Tannery Bay by Unknown

Tannery Bay by Unknown

Author:Unknown
Language: eng
Format: epub
ISBN: 9781573669078
Publisher: University of Alabama Press


July 15

Once upon a time across the bay from the old fishery and the police station, Auntie Anita stands on the dock behind Gerald’s old juke joint, looking across to the blip of caskets on the police station dock. Next to the dock looms the old fishery with its faded wooden planks and three industrial cranes stretch angled to the sky like brontosaurus necks, rusted pulleys at the top, tattered ropes dangling.

Auntie Anita ain’t been in the fishery or the juke joint since they shut it down. She had wanted to go but couldn’t bring herself to. Last night the woman in waders sat at her kitchen table pointing to the juke joint. Anita shook her head no, but the woman kept pointing.

Here is Anita in this early pink light, turning to walk into the back door of the juke joint. Inside, light beams through the holes in the roof and filters through the cracks of the wooden floor planks until the black of the basement absorbs it. The bar is still intact, and she remembers Gerald behind it with a white towel flung over his left shoulder, pouring his hooch into a row of ten shot glasses.

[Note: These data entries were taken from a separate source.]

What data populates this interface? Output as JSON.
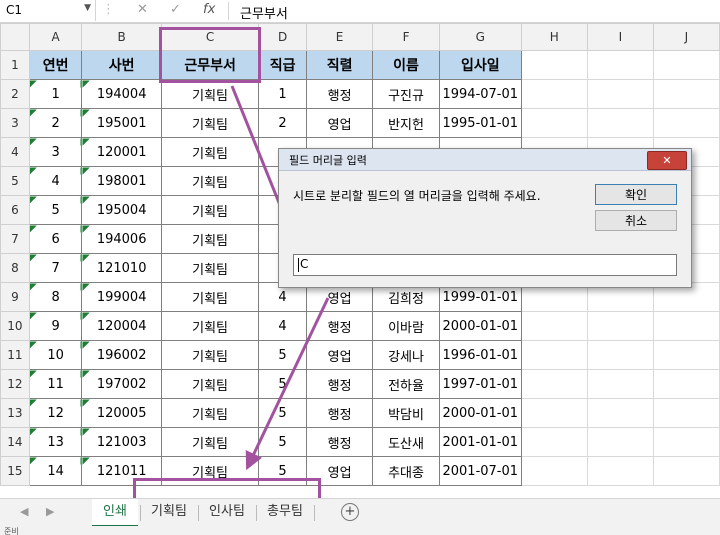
{
  "formula_bar": {
    "name_box": "C1",
    "cancel": "✕",
    "enter": "✓",
    "fx": "fx",
    "value": "근무부서"
  },
  "sheet": {
    "columns": [
      "A",
      "B",
      "C",
      "D",
      "E",
      "F",
      "G",
      "H",
      "I",
      "J"
    ],
    "selected_column": "C",
    "rows": [
      "1",
      "2",
      "3",
      "4",
      "5",
      "6",
      "7",
      "8",
      "9",
      "10",
      "11",
      "12",
      "13",
      "14",
      "15"
    ],
    "headers": [
      "연번",
      "사번",
      "근무부서",
      "직급",
      "직렬",
      "이름",
      "입사일"
    ],
    "data": [
      [
        "1",
        "194004",
        "기획팀",
        "1",
        "행정",
        "구진규",
        "1994-07-01"
      ],
      [
        "2",
        "195001",
        "기획팀",
        "2",
        "영업",
        "반지헌",
        "1995-01-01"
      ],
      [
        "3",
        "120001",
        "기획팀",
        "",
        "",
        "",
        ""
      ],
      [
        "4",
        "198001",
        "기획팀",
        "",
        "",
        "",
        ""
      ],
      [
        "5",
        "195004",
        "기획팀",
        "",
        "",
        "",
        ""
      ],
      [
        "6",
        "194006",
        "기획팀",
        "",
        "",
        "",
        ""
      ],
      [
        "7",
        "121010",
        "기획팀",
        "",
        "",
        "",
        ""
      ],
      [
        "8",
        "199004",
        "기획팀",
        "4",
        "영업",
        "김희정",
        "1999-01-01"
      ],
      [
        "9",
        "120004",
        "기획팀",
        "4",
        "행정",
        "이바람",
        "2000-01-01"
      ],
      [
        "10",
        "196002",
        "기획팀",
        "5",
        "영업",
        "강세나",
        "1996-01-01"
      ],
      [
        "11",
        "197002",
        "기획팀",
        "5",
        "행정",
        "전하율",
        "1997-01-01"
      ],
      [
        "12",
        "120005",
        "기획팀",
        "5",
        "행정",
        "박담비",
        "2000-01-01"
      ],
      [
        "13",
        "121003",
        "기획팀",
        "5",
        "행정",
        "도산새",
        "2001-01-01"
      ],
      [
        "14",
        "121011",
        "기획팀",
        "5",
        "영업",
        "추대종",
        "2001-07-01"
      ]
    ]
  },
  "dialog": {
    "title": "필드 머리글 입력",
    "close": "✕",
    "message": "시트로 분리할 필드의 열 머리글을 입력해 주세요.",
    "ok": "확인",
    "cancel": "취소",
    "input_value": "C"
  },
  "tabs": {
    "prev": "◀",
    "next": "▶",
    "items": [
      "인쇄",
      "기획팀",
      "인사팀",
      "총무팀"
    ],
    "active": "인쇄",
    "add": "+"
  },
  "status_bar": {
    "text": "준비"
  },
  "colors": {
    "accent": "#a352a0",
    "header_fill": "#bdd7ee",
    "excel_green": "#217346"
  }
}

She sits at the wooden table in front of the bar, in the exact chair she was sitting in when they were about to shut it down for good all those Julys ago. Eight-year-old Otis sat across from her. Gerald was to her right, and eight-year-old Joy sat across from him. They were waiting for Otis and Joy’s parents to come back from across the bay, making one last delivery of hooch to the fishery. They were eating hush puppies and honey for breakfast and playing spades. Otis and Anita were winning, and at that moment, Otis was the loud one and Joy was the quiet one, so Otis was talking shit and slamming the cards down.

Anita said, “Go head, baby! Gerald’s lil punk-ass queen can’t do shit!”

Then Joy slid her card nicely face down like it was an accident, and when Otis flipped the card over, they all saw it was a big joker. Gerald jumped up from the table and high-fived Joy, and Joy stuck her tongue out at Otis, and said, “That’s what you get for talking shit.”

In the middle of Gerald and Joy celebrating, Good Ol Pearl Anne ran through the back door, couldn’t speak, choking on her crying.

Anita and Good Ol Pearl Anne were supposed to make a last run across the bay but they wanted to help Gerald finish cleaning out the juke joint, so Anita’s sister Betty Lee and her old man Woodrow said they’d make the run. They’d done it a few times before. Because this was the last run, they loaded up a lot of cases of hooch onto Pearl Anne’s contraption and let them hang below the boat as usual. The boat sat a little lower because of the weight, and floated a little slower.